戦略的CSRによる企業価値向上
~CSVを通じて持続的成長を目指そう~
2013.05.10update
CSR(=企業の社会的責任)という言葉が定着して久しい。欧米では、経済・企業活動のグローバリゼーションの進展に伴い、地球環境問題や資源争奪競争、労働問題などの課題が浮上し、その反省も含め企業行動の在り方について国際機関やNPOを巻き込んで議論が進んだ経緯がある。社会の持続的発展、持続可能性を所与のものとして、その恩恵のみを享受することは認められない時代となりつつある。

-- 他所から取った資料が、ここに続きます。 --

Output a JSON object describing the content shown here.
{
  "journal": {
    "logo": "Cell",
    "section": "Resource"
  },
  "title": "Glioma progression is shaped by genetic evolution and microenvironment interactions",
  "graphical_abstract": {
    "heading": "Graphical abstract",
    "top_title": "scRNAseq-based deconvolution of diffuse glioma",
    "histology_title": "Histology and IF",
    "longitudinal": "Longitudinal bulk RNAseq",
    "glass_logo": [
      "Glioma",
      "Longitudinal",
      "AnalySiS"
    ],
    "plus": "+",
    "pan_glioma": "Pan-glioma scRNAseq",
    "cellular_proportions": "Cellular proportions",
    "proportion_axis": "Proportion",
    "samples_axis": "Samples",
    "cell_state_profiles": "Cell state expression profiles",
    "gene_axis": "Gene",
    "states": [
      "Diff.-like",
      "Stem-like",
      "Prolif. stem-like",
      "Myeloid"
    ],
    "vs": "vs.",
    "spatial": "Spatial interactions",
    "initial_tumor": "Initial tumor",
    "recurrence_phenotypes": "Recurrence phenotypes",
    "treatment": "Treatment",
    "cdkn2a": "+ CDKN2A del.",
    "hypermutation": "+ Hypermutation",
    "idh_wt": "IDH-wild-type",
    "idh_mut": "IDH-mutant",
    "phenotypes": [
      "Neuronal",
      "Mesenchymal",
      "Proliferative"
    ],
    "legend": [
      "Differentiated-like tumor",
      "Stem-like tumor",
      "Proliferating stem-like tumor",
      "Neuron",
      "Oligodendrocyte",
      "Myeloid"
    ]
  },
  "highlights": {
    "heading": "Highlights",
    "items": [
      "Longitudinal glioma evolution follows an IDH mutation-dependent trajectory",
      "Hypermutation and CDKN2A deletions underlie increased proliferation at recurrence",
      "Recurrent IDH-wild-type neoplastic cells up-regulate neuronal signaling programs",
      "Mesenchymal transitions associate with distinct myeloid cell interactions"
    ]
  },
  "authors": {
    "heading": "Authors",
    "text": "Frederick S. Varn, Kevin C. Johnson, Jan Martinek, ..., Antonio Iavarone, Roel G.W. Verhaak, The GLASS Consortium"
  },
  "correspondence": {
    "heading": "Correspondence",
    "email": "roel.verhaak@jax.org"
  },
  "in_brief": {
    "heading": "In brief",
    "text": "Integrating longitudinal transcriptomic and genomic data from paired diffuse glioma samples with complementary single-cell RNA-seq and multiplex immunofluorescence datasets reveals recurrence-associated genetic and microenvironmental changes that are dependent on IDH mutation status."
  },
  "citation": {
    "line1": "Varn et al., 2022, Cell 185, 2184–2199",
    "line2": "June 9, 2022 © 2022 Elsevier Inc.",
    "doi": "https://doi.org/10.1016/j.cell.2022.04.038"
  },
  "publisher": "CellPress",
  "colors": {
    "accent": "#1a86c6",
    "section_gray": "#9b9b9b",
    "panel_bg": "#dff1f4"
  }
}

わが国は国際的な基準作りで世界をリードすることこそできなかったものの、逸早くこうした動きを踏まえて体制を整備し、CSR活動を強化した企業が少なくない。そもそもわが国では、企業は「社会の公器」という意識が強く、設立以来、企業理念として社会貢献を掲げる企業が多い。CSRは「社会的責任」という言葉が示す通り自発的なものであり、社会的使命感や高い倫理観の裏付けなくして継続はできない。わが国の企業は歴史的、DNA的にCSRとの親和性が高いといっても過言ではない。
一方、企業行動基準の国際化やテーマの多様化に対応するうちにCSR活動の間口が広がり、横並び主義に流れている、あるいは個別テーマごとの部分最適に陥って本来の機能を見失いがちであることは否めない。当委員会では、社会の持続的発展への貢献と企業価値の向上に繋がる戦略的CSRについて提言する。